O próximo passo é sair da autoexperiência e chegar á autorecordação. O aluno não apenas deve observar a si mesmo, mas também fixar na memória todo o observado, inclusive o eu dominante no momento da observação. O grau de memorização de atos, emoções e pensamentos exigido do aluno é cada vez mais elevado, visando fazer com que o mesmo possa, num momento futuro, projetar integralmente as experiências do passado. 

Um dos objetivos desta técnica é despertar novamente no aluno a capacidade de observação e memorização que todos nós temos quando crianças. Sabe se que, na infância, quase todas as experiências têm o choque do novo; tudo é intensamente sentido, e nunca mais esquecido. 
 

O espetáculo ‘The Magicians”

O aluno passa cada vez mais a viver plenamente o momento presente, de forma consciente e em estado de total vigília. Cada vez mais ele deixa de ser uma “máquina” para se aproximar do “homem verdadeiro”, o “Homem N° 4”,como o chamava Ouspensky.

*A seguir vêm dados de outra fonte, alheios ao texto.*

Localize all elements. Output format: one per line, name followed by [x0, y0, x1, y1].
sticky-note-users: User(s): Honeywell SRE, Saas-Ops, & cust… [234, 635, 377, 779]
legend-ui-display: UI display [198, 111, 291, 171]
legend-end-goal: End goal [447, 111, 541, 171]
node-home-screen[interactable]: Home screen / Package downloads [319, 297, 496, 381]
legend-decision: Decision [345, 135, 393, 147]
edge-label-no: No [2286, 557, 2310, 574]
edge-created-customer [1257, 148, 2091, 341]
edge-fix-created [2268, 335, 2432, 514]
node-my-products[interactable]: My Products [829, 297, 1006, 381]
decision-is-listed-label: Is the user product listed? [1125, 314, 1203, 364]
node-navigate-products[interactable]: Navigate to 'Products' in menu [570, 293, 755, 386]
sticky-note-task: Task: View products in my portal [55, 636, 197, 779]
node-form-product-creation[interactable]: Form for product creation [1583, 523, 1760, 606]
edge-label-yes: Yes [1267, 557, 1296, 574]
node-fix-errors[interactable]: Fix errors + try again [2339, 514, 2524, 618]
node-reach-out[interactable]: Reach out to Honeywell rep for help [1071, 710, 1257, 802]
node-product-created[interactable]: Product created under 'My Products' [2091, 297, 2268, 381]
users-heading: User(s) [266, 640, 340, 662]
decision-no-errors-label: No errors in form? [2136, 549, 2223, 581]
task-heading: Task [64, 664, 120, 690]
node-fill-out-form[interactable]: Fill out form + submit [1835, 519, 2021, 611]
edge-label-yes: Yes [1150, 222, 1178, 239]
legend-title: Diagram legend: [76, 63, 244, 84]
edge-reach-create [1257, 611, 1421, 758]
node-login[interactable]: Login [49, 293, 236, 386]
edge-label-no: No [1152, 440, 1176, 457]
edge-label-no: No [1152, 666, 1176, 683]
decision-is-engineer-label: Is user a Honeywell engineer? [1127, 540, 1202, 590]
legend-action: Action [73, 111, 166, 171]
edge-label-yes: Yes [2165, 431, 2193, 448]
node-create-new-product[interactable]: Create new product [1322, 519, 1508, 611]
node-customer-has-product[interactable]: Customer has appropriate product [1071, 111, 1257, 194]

Os tipos humanos mais freqüentes, segundo essa escola, são três: o Homem N° 1, um tipo predominantemente físico e instintivo; o Homem N° 2, principalmente emocional; o Homem N° 3, polarizado mais no intelecto. Nenhum destes tipos é melhor que os outros: todos são máquinas especializadas, e para todos os três existe um caminho levando ao Homem N° 4, o indivíduo integrado, que conseguiu reunir e harmonizar em si mesmo todos os três aspectos.
 

Gurdjieff com seus discípulos costurando os trajes 
do espetáculo ‘The Magicians”

Homem n° 4: o tipo integrado

A “Escola do Trabalho” é uma escola dura, e seus professores, quando autênticos, não fazem nada para aliviá la. Quem precisa de ajuda psiquiátrica não se satisfará ingressando nela. Deve procurar um psiquiatra. Quem espera consolo ou palavras animadoras se decepcionará. 
 

Maurice Nicoll

Na lista interminável de perguntas feitas por discípulos, Maurice Nicoll, discípulo de Gurdjieff, escreveu vários volumes tentando respondê-las. Pedem se explicações sobre temas como o da vida após a morte, a reencarnação, a interpretação da oração do Pai Nosso, o valor do amor, etc. Mas Gurdjieff não dava importância a este tipo de perguntas, deixando claro que quem trabalha consigo mesmo fatalmente encontrará sozinho as respostas; quem não trabalhar sobre si mesmo, mesmo encontrando as respostas, não conseguirá entendê-las.

Louis Pauwels, que durante alguns anos pertenceu a um grupo orientado por discípulos de Gurdjieff   comprometendo, segundo diz, a própria saúde, queixa se, em seu livro ‘Senhor Gurdjieff’, da “absoluta falta de amor e total desprezo pela vida imperante na Escola do Trabalho. 
 

Já o médico Kenneth Walker, ao contrário, vê no sistema de Gurdjieff uma doutrina espiritual que não parte de dogmas, crenças ou hipóteses, e sim de pontos de vista mensuráveis, físicos, e até materialistas. E, por seu lado, o psicólogo Young, desiludido com o eterno cavacar no subconsciente típico dos seguidores de Freud, reconhece na doutrina de Gurdjieff uma “tentativa sublime para se chegar a uma superconsciência”.

 O certo é que mesmo Pauwels admite o fato de que ninguém que tenha conhecido ou participado de “O Trabalho” saiu dele no mesmo estado em que entrou, e que aqueles que desistiram também se enriqueceram com a experiência.